Not too long from now, every American adult will be eligible to receive the COVID-19 vaccine. This is unequivocally good news — all three vaccines currently on the market are highly effective against the novel coronavirus, and as vaccination rates rise, so do our hopes of resuming some semblance of normalcy. The CDC has said that vaccinated people can see other vaccinated people (and even a low-risk, unvaccinated person or two) indoors. As more people get vaccinated, those freedoms should expand in turn. Though a small segment of the U.S. population remains hesitant, there is no real downside to vaccination.

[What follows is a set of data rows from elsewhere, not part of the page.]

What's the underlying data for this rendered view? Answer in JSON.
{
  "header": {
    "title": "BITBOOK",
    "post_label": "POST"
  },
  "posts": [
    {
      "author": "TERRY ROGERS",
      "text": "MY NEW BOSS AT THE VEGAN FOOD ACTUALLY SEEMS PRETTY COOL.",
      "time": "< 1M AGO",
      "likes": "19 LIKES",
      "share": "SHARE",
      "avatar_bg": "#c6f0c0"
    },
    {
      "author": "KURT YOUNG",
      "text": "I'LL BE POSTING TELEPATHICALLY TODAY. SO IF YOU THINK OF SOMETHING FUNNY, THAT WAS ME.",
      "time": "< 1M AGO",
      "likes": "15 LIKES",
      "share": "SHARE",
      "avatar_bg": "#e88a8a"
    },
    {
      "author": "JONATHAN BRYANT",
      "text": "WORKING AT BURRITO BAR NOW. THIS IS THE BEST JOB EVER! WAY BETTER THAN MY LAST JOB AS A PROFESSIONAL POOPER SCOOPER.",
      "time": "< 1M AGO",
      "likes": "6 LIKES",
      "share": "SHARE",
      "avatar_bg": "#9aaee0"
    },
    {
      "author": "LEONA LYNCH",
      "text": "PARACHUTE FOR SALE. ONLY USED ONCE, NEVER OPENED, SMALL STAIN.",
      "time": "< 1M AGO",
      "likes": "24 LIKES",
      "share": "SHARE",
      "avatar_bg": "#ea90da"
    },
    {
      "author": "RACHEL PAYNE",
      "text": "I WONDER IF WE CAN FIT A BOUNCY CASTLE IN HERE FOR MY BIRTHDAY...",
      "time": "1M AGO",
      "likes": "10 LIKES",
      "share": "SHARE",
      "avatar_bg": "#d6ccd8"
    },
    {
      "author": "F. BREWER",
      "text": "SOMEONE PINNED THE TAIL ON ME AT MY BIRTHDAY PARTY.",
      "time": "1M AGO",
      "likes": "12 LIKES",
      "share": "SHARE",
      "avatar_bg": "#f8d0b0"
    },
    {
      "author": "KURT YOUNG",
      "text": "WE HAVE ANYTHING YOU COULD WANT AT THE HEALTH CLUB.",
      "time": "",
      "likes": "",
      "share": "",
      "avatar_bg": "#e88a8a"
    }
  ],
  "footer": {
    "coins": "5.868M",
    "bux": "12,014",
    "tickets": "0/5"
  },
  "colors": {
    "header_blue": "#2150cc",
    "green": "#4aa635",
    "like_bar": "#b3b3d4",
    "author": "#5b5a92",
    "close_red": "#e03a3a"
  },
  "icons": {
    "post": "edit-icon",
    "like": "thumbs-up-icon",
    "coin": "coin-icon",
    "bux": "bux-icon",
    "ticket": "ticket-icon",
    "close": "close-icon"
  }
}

That said, it is possible that you will experience mild side effects when you’re vaccinated, and it can be helpful to know what to expect. Here, what public-health experts and people who have been vaccinated had to say about their experience.
Will I get side effects?
It’s hard to say for certain because every individual is different, but there are factors that make you more likely to experience side effects associated with the COVID-19 vaccine: namely, younger people and people who have already had COVID. “People less than 65 are more likely to have side effects associated with the vaccine,” says Paul Offit, a pediatrician at Children’s Hospital of Philadelphia who specializes in infectious diseases and vaccines. This is because young people tend to have stronger immune systems, and stronger immune systems can recognize a threat and react more quickly, which is what side effects indicate. For similar reasons, people who have already had COVID may experience more pronounced side effects because their bodies recognize the viral protein being introduced by the vaccine and want to fight it.
This is not to say that you’ll definitely have bad side effects if you’ve had COVID or that you definitely won’t have any if you didn’t; my friend Lola had COVID several months back but experienced zero side effects after both vaccination shots. Another friend who believes she had COVID last March experienced a sore arm after both shots and fatigue after the second. It’s impossible to know exactly how you’ll react until you get the shots (which you should absolutely do, says Offit).
Do women get worse side effects?
Possibly, though most public-health experts say there isn’t enough available information to draw conclusions. But because we know women tend to respond better to infectious diseases in general, Offit says he wouldn’t be surprised if women experience stronger side effects, indicating a stronger immune response. “If you look at who’s more likely to be hospitalized, who’s more likely to die, with any infectious disease, generally it tends to be men, because men are the weaker sex,” he says. “Just kidding. Or not.”
Is the second shot worse than the first?
Again, probably, if not necessarily. The reason you may experience worse side effects after the second shot is the same reason you’re more likely to experience side effects if you’ve already been infected with COVID: Your body recognizes the virus and is quicker to fight it.
Anecdotally, this tracks with most people I know who have had both shots (which remains, for now, a relatively small group). My mother-in-law, who is 64, was totally fine after the first shot but experienced some fatigue and chills after the second. My friend Laura, who has long COVID, experienced arm soreness and body aches after the first shot and, worse, more protracted side effects after the second, including sleeplessness, achiness, and fatigue.
Then there are the exceptions: Kimberlee experienced similar symptoms after both shots (“General feelings of ick and tiredness,” she says) about three to four days after the injection. Matt experienced “horrible nausea for 36 hours” after the first shot but was fine (with mild arm soreness) after the second.
Do the different vaccines have different side effects?
The Pfizer and Moderna vaccines have very similar side effects, while the single-shot Johnson & Johnson vaccine was found to have generally milder ones. For either two-shot vaccine, Offit says, it’s fairly common to experience any of the following side effects: low-grade fever, fatigue, muscle ache, joint ache, headache, and, less commonly, diarrhea.
After his second dose, “I had a fever and fatigue for two days, which I successfully treated by whining,” says Offit. The CDC also suggests taking over-the-counter pain meds as needed and drinking lots of fluids.
Why should I deal with vaccine side effects if I’m pretty sure I won’t get COVID/I’d be asymptomatic?
It may be tempting after your second vaccine, as you lie in bed feeling feverish and crabby, to resent it for making you “sick,” but please resist. “You’d much prefer the symptoms associated with these vaccines than the symptoms associated with COVID,” says Offit. Even if you’re young and otherwise healthy, you cannot be sure you wouldn’t get a serious case of COVID, and even “mild” COVID is plenty miserable.
Offit invites people hesitant to get the vaccine for imagined invincibility reasons to tour the hospital where he works. “It doesn’t matter how healthy you are. If you get the virus, you could be killed by it,” he says. “While it’s true that 92 percent of deaths are in people over 55, there are 175 children under 18 who’ve died of COVID. That’s about the same number as the flu every year, and we have a flu vaccine for that reason.”
While vaccine side effects may be unpleasant, they’re also a sign the vaccine is working. “When you make an immune response, your body makes a series of proteins in response to that infection. Those proteins cause symptoms, but that’s okay,” explains Offit. “It’s trivial compared to what people experience with this virus.”